The BHK interpretation of intuitionistic logic articulates the sense in which intuitionistic logic captures constructive reasoning. Statements that involve logical connectives are interpreted as constructions that transform proofs of simpler statements into proofs of more complicated statements. The interpretation requires a primitive notion of what it means to give a construction function that turn objects and proofs into another proof.

Generally, the BHK interpretation is invoked as a piece of metamathematical reasoning, with the actual definition of a constructive function left to the particular theory under development. This puzzled me, since there is a natural notion of construction: one given by an arbitrary Turing machine. At first, I chalked it up to a philosophical unwillingness to accept the Church-Turing thesis, but I think I’ve identified the real problem: it doesn’t work.

For the BHK interpretation to work, Turing machines that represent constructions must be total functions. Worse, to satisfy the philosophical aim of constructivism, they must be provably total in a constructive system. But a simple diagonal argument shows that there exists total functions that are not provably total in any constructive system since we would expect the valid proofs in such a system to be recursively enumerable. You can simply identify constructions with those provably total in a specific system, but philosophically the diagonal argument is constructively valid: given any recursively enumerable axiomatization of valid constructions, I can give you an explicit construction that is different from every element of that enumeration, and for any given element an explicit proof that it’s different.

The way this issue is handled in the realizability interpretation (and therefore the effective topos) is by identifying the constructions as those functions that are provably total in Heyting arithmetic, the intuitionistic analogue of Peano arithmetic.

Eliminate Cut Elimination

Sorry for the radio silence; I’ve been under the weather lately.

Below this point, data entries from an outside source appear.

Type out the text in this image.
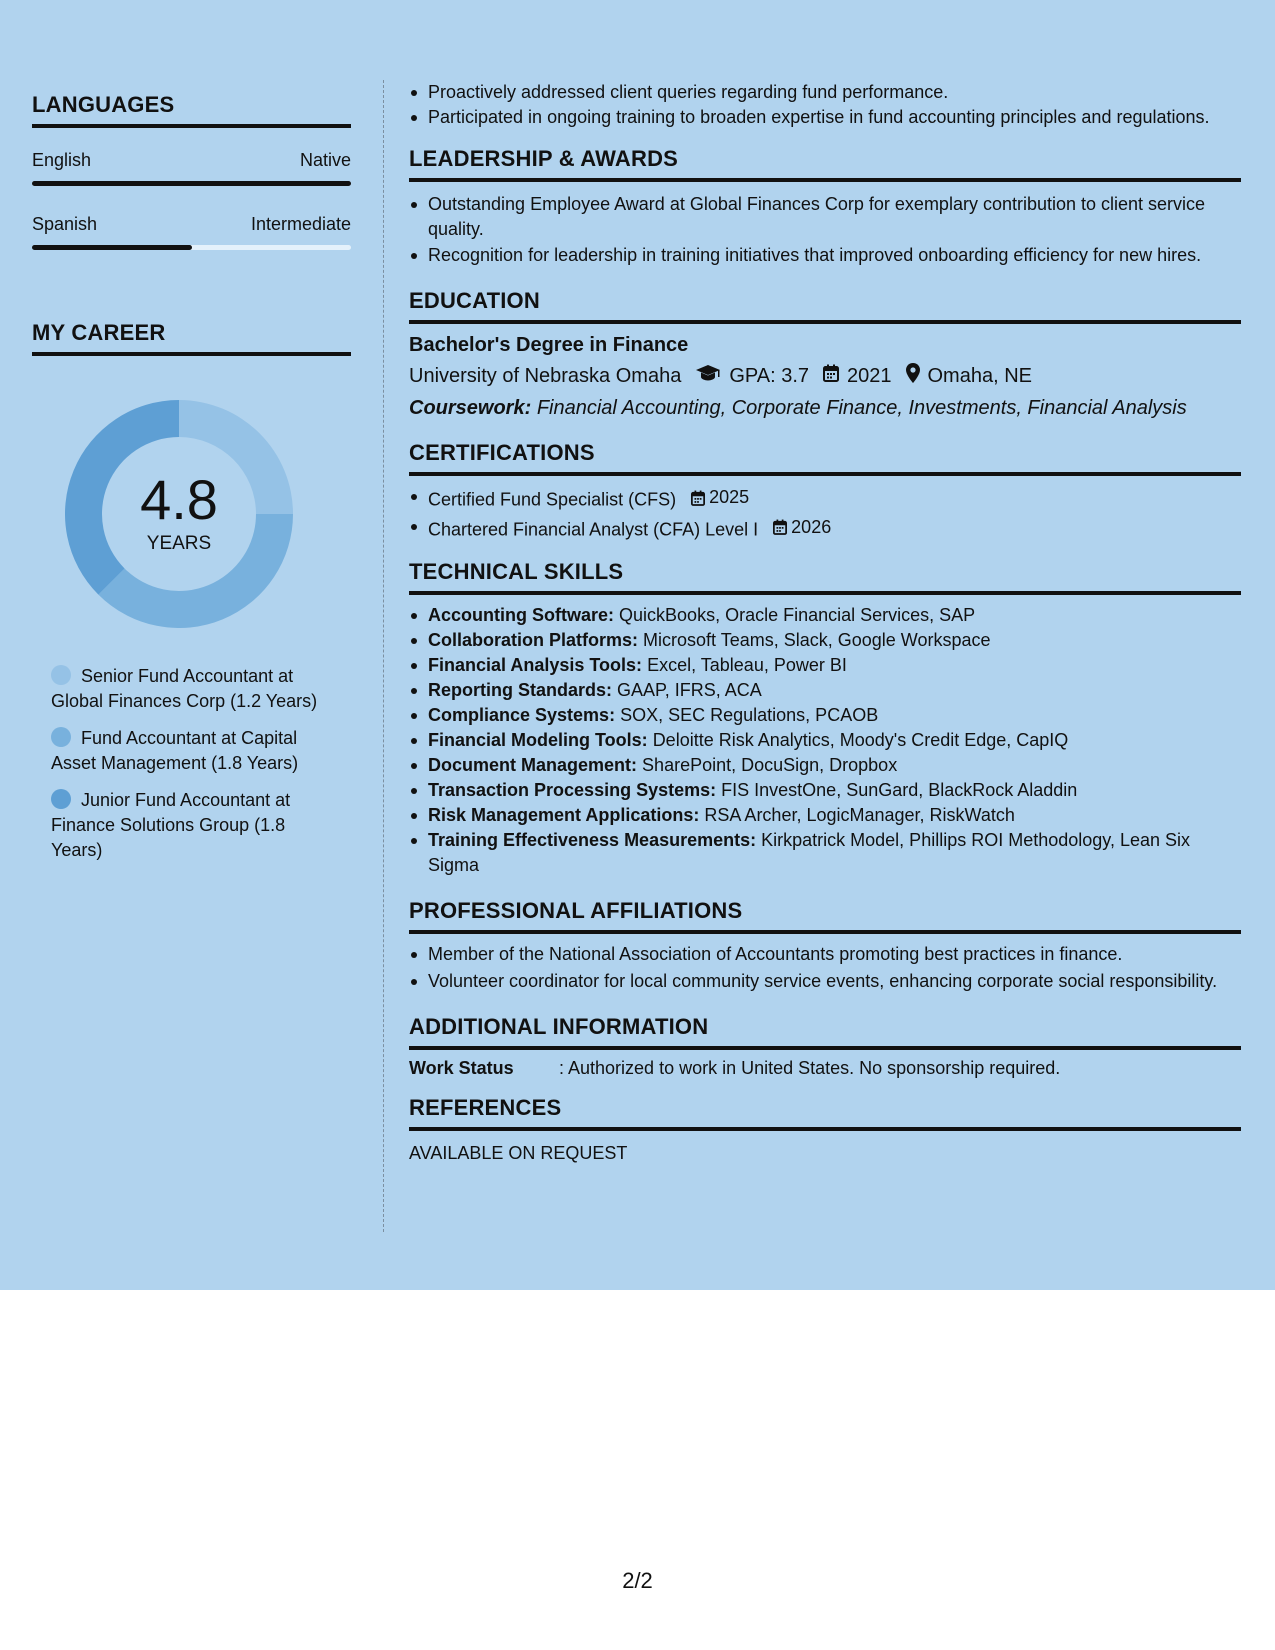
LANGUAGES
English	Native
Spanish	Intermediate
MY CAREER
4.8
YEARS
Senior Fund Accountant at Global Finances Corp (1.2 Years)
Fund Accountant at Capital Asset Management (1.8 Years)
Junior Fund Accountant at Finance Solutions Group (1.8 Years)
Proactively addressed client queries regarding fund performance.
Participated in ongoing training to broaden expertise in fund accounting principles and regulations.
LEADERSHIP & AWARDS
Outstanding Employee Award at Global Finances Corp for exemplary contribution to client service quality.
Recognition for leadership in training initiatives that improved onboarding efficiency for new hires.
EDUCATION
Bachelor's Degree in Finance
University of Nebraska Omaha GPA: 3.7 2021 Omaha, NE
Coursework: Financial Accounting, Corporate Finance, Investments, Financial Analysis
CERTIFICATIONS
Certified Fund Specialist (CFS) 2025
Chartered Financial Analyst (CFA) Level I 2026
TECHNICAL SKILLS
Accounting Software: QuickBooks, Oracle Financial Services, SAP
Collaboration Platforms: Microsoft Teams, Slack, Google Workspace
Financial Analysis Tools: Excel, Tableau, Power BI
Reporting Standards: GAAP, IFRS, ACA
Compliance Systems: SOX, SEC Regulations, PCAOB
Financial Modeling Tools: Deloitte Risk Analytics, Moody's Credit Edge, CapIQ
Document Management: SharePoint, DocuSign, Dropbox
Transaction Processing Systems: FIS InvestOne, SunGard, BlackRock Aladdin
Risk Management Applications: RSA Archer, LogicManager, RiskWatch
Training Effectiveness Measurements: Kirkpatrick Model, Phillips ROI Methodology, Lean Six Sigma
PROFESSIONAL AFFILIATIONS
Member of the National Association of Accountants promoting best practices in finance.
Volunteer coordinator for local community service events, enhancing corporate social responsibility.
ADDITIONAL INFORMATION
Work Status	: Authorized to work in United States. No sponsorship required.
REFERENCES
AVAILABLE ON REQUEST
2/2
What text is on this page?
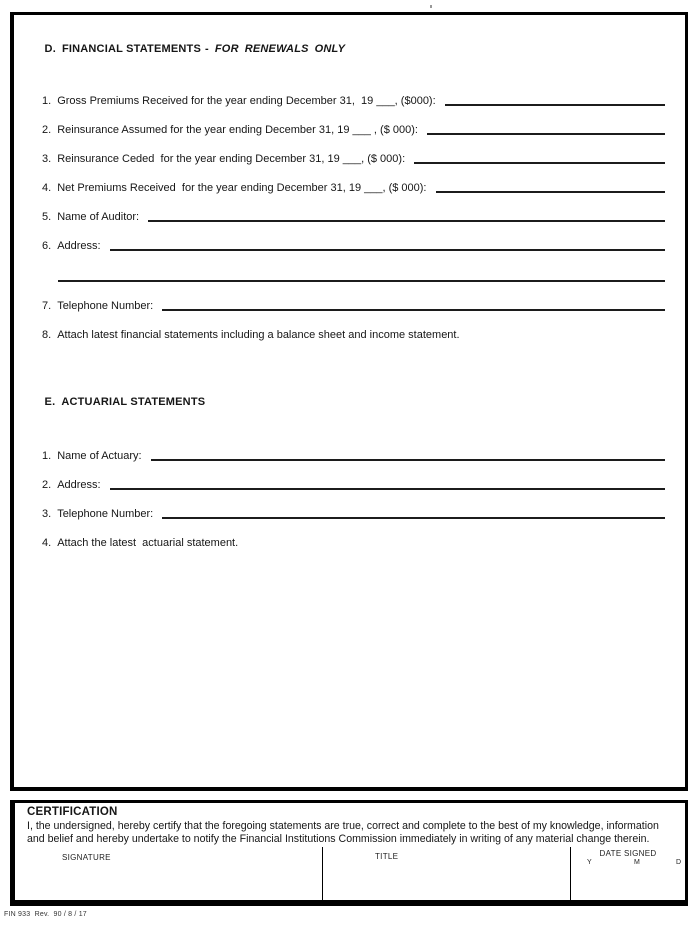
D. FINANCIAL STATEMENTS - FOR RENEWALS ONLY

1. Gross Premiums Received for the year ending December 31,  19 ___, ($000):
2. Reinsurance Assumed for the year ending December 31, 19 ___ , ($ 000):
3. Reinsurance Ceded  for the year ending December 31, 19 ___, ($ 000):
4. Net Premiums Received  for the year ending December 31, 19 ___, ($ 000):
5. Name of Auditor:
6. Address:
7. Telephone Number:
8. Attach latest financial statements including a balance sheet and income statement.

E. ACTUARIAL STATEMENTS

1. Name of Actuary:
2. Address:
3. Telephone Number:
4. Attach the latest  actuarial statement.
CERTIFICATION
I, the undersigned, hereby certify that the foregoing statements are true, correct and complete to the best of my knowledge, information and belief and hereby undertake to notify the Financial Institutions Commission immediately in writing of any material change therein.
SIGNATURE	TITLE	DATE SIGNED
Y	M	D
FIN 933  Rev.  90 / 8 / 17
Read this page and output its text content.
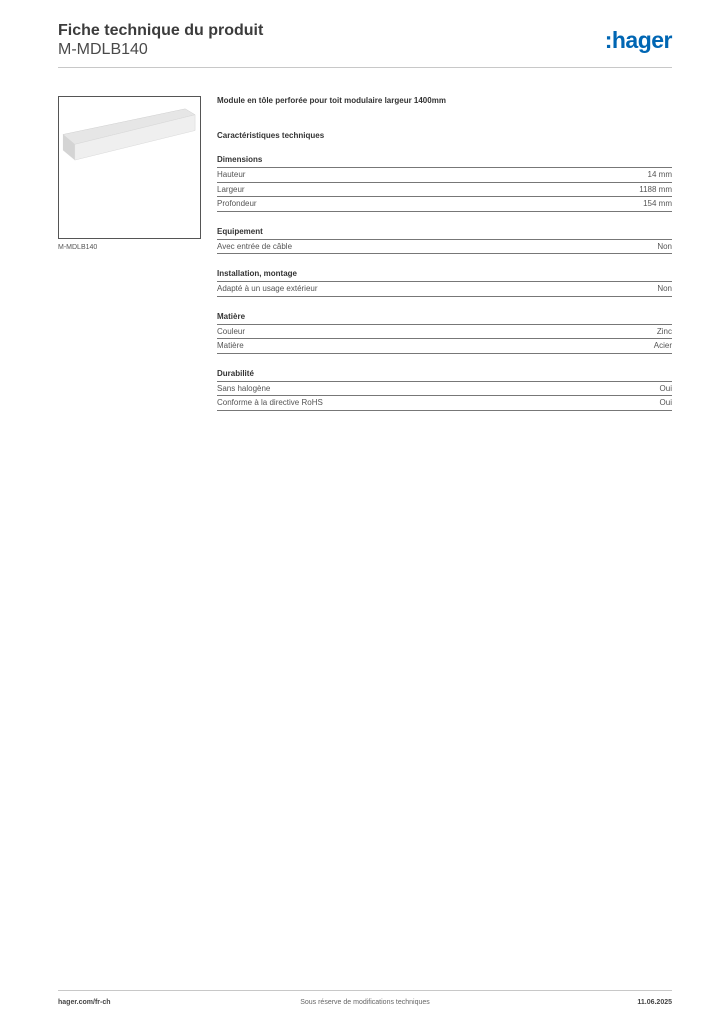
Fiche technique du produit
M-MDLB140	:hager
M-MDLB140
Module en tôle perforée pour toit modulaire largeur 1400mm
Caractéristiques techniques
Dimensions
Hauteur	14 mm
Largeur	1188 mm
Profondeur	154 mm
Equipement
Avec entrée de câble	Non
Installation, montage
Adapté à un usage extérieur	Non
Matière
Couleur	Zinc
Matière	Acier
Durabilité
Sans halogène	Oui
Conforme à la directive RoHS	Oui
hager.com/fr-ch	Sous réserve de modifications techniques	11.06.2025
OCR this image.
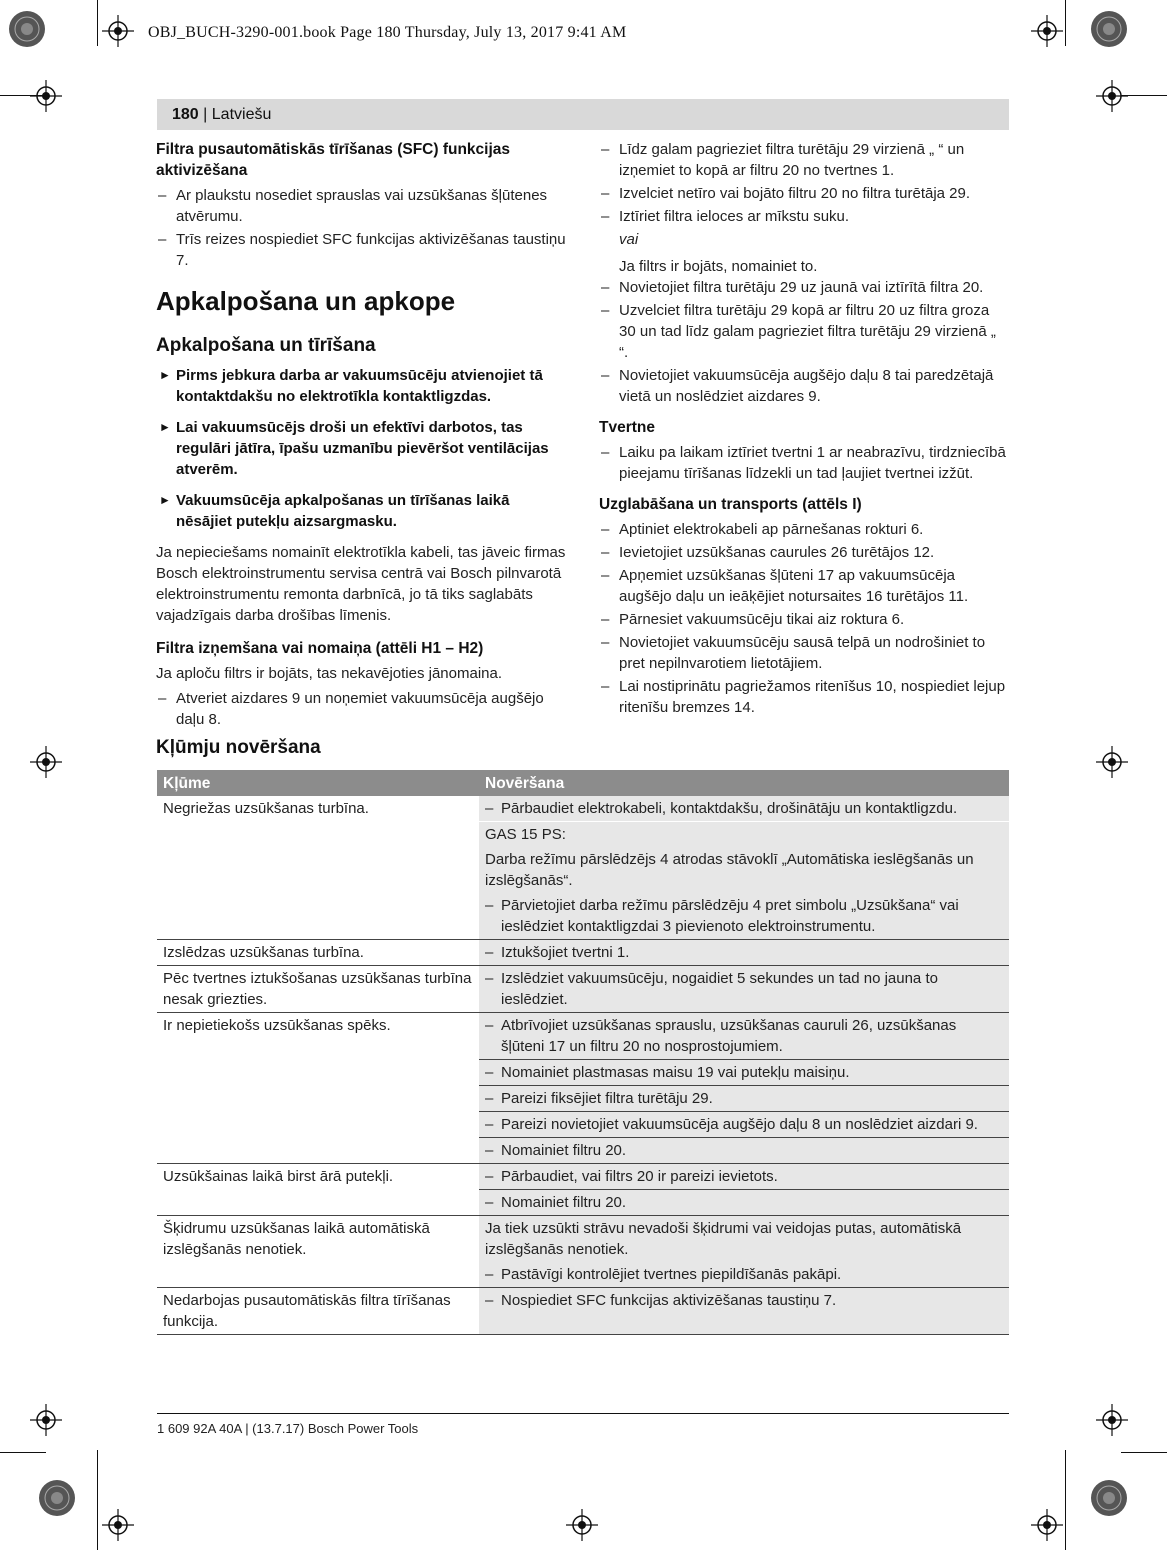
OBJ_BUCH-3290-001.book Page 180 Thursday, July 13, 2017 9:41 AM
180 | Latviešu
Filtra pusautomātiskās tīrīšanas (SFC) funkcijas aktivizēšana
– Ar plaukstu nosediet sprauslas vai uzsūkšanas šļūtenes atvērumu.
– Trīs reizes nospiediet SFC funkcijas aktivizēšanas taustiņu 7.
Apkalpošana un apkope
Apkalpošana un tīrīšana
► Pirms jebkura darba ar vakuumsūcēju atvienojiet tā kontaktdakšu no elektrotīkla kontaktligzdas.
► Lai vakuumsūcējs droši un efektīvi darbotos, tas regulāri jātīra, īpašu uzmanību pievēršot ventilācijas atverēm.
► Vakuumsūcēja apkalpošanas un tīrīšanas laikā nēsājiet putekļu aizsargmasku.
Ja nepieciešams nomainīt elektrotīkla kabeli, tas jāveic firmas Bosch elektroinstrumentu servisa centrā vai Bosch pilnvarotā elektroinstrumentu remonta darbnīcā, jo tā tiks saglabāts vajadzīgais darba drošības līmenis.
Filtra izņemšana vai nomaiņa (attēli H1 – H2)
Ja aploču filtrs ir bojāts, tas nekavējoties jānomaina.
– Atveriet aizdares 9 un noņemiet vakuumsūcēja augšējo daļu 8.
– Līdz galam pagrieziet filtra turētāju 29 virzienā „ “ un izņemiet to kopā ar filtru 20 no tvertnes 1.
– Izvelciet netīro vai bojāto filtru 20 no filtra turētāja 29.
– Iztīriet filtra ieloces ar mīkstu suku.
vai
Ja filtrs ir bojāts, nomainiet to.
– Novietojiet filtra turētāju 29 uz jaunā vai iztīrītā filtra 20.
– Uzvelciet filtra turētāju 29 kopā ar filtru 20 uz filtra groza 30 un tad līdz galam pagrieziet filtra turētāju 29 virzienā „ “.
– Novietojiet vakuumsūcēja augšējo daļu 8 tai paredzētajā vietā un noslēdziet aizdares 9.
Tvertne
– Laiku pa laikam iztīriet tvertni 1 ar neabrazīvu, tirdzniecībā pieejamu tīrīšanas līdzekli un tad ļaujiet tvertnei izžūt.
Uzglabāšana un transports (attēls I)
– Aptiniet elektrokabeli ap pārnešanas rokturi 6.
– Ievietojiet uzsūkšanas caurules 26 turētājos 12.
– Apņemiet uzsūkšanas šļūteni 17 ap vakuumsūcēja augšējo daļu un ieāķējiet notursaites 16 turētājos 11.
– Pārnesiet vakuumsūcēju tikai aiz roktura 6.
– Novietojiet vakuumsūcēju sausā telpā un nodrošiniet to pret nepilnvarotiem lietotājiem.
– Lai nostiprinātu pagriežamos ritenīšus 10, nospiediet lejup ritenīšu bremzes 14.
Kļūmju novēršana
Kļūme	Novēršana
Negriežas uzsūkšanas turbīna.	– Pārbaudiet elektrokabeli, kontaktdakšu, drošinātāju un kontaktligzdu.

	GAS 15 PS:
	Darba režīmu pārslēdzējs 4 atrodas stāvoklī „Automātiska ieslēgšanās un izslēgšanās“.

	– Pārvietojiet darba režīmu pārslēdzēju 4 pret simbolu „Uzsūkšana“ vai ieslēdziet kontaktligzdai 3 pievienoto elektroinstrumentu.

Izslēdzas uzsūkšanas turbīna.	– Iztukšojiet tvertni 1.

Pēc tvertnes iztukšošanas uzsūkšanas turbīna nesak griezties.	– Izslēdziet vakuumsūcēju, nogaidiet 5 sekundes un tad no jauna to ieslēdziet.

Ir nepietiekošs uzsūkšanas spēks.	– Atbrīvojiet uzsūkšanas sprauslu, uzsūkšanas cauruli 26, uzsūkšanas šļūteni 17 un filtru 20 no nosprostojumiem.

	– Nomainiet plastmasas maisu 19 vai putekļu maisiņu.

	– Pareizi fiksējiet filtra turētāju 29.

	– Pareizi novietojiet vakuumsūcēja augšējo daļu 8 un noslēdziet aizdari 9.

	– Nomainiet filtru 20.

Uzsūkšainas laikā birst ārā putekļi.	– Pārbaudiet, vai filtrs 20 ir pareizi ievietots.

	– Nomainiet filtru 20.

Šķidrumu uzsūkšanas laikā automātiskā izslēgšanās nenotiek.	Ja tiek uzsūkti strāvu nevadoši šķidrumi vai veidojas putas, automātiskā izslēgšanās nenotiek.

	– Pastāvīgi kontrolējiet tvertnes piepildīšanās pakāpi.

Nedarbojas pusautomātiskās filtra tīrīšanas funkcija.	– Nospiediet SFC funkcijas aktivizēšanas taustiņu 7.
1 609 92A 40A | (13.7.17) Bosch Power Tools
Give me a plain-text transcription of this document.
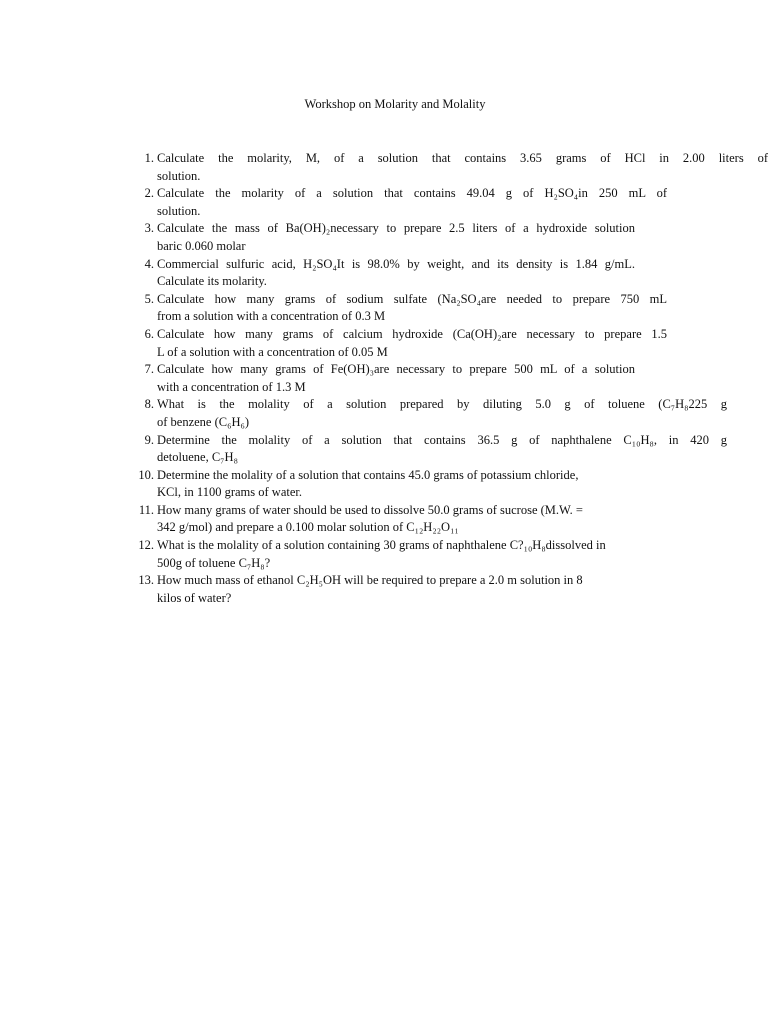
Workshop on Molarity and Molality
1. Calculate the molarity, M, of a solution that contains 3.65 grams of HCl in 2.00 liters of
solution.
2. Calculate the molarity of a solution that contains 49.04 g of H₂SO₄in 250 mL of
solution.
3. Calculate the mass of Ba(OH)₂necessary to prepare 2.5 liters of a hydroxide solution
baric 0.060 molar
4. Commercial sulfuric acid, H₂SO₄It is 98.0% by weight, and its density is 1.84 g/mL.
Calculate its molarity.
5. Calculate how many grams of sodium sulfate (Na₂SO₄are needed to prepare 750 mL
from a solution with a concentration of 0.3 M
6. Calculate how many grams of calcium hydroxide (Ca(OH)₂are necessary to prepare 1.5
L of a solution with a concentration of 0.05 M
7. Calculate how many grams of Fe(OH)₃are necessary to prepare 500 mL of a solution
with a concentration of 1.3 M
8. What is the molality of a solution prepared by diluting 5.0 g of toluene (C₇H₈225 g
of benzene (C₆H₆)
9. Determine the molality of a solution that contains 36.5 g of naphthalene C₁₀H₈, in 420 g
detoluene, C₇H₈
10. Determine the molality of a solution that contains 45.0 grams of potassium chloride,
KCl, in 1100 grams of water.
11. How many grams of water should be used to dissolve 50.0 grams of sucrose (M.W. =
342 g/mol) and prepare a 0.100 molar solution of C₁₂H₂₂O₁₁
12. What is the molality of a solution containing 30 grams of naphthalene C?₁₀H₈dissolved in
500g of toluene C₇H₈?
13. How much mass of ethanol C₂H₅OH will be required to prepare a 2.0 m solution in 8
kilos of water?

Is there any major theorem in mathematics drier than Gentzen’s cut elimination theorem. I feel guilty for picking on proof theory, since it is an undeservedly unfashionable area of mathematics (it’s probably better known by computer scientists than mathematicians at this point). I feel guilty for picking on the cut elimination theorem in particular, since it’s an important ingredient in the proof that Goodstein’s theorem is independent of Peano arithmetic, which is one of my favorite theorems. But, I had to read the statement of the theorem forty-nine times before I got what it was trying to say. I have yet to make it all the way through the proof before blacking out.

I was trying to think of a theorem in a more-fashionable area of mathematics that is particularly dry. The best I could come up with the Riemann-Roch theorem (for curves). I know what it says. I know what it’s good for. I just can’t bring myself to like it.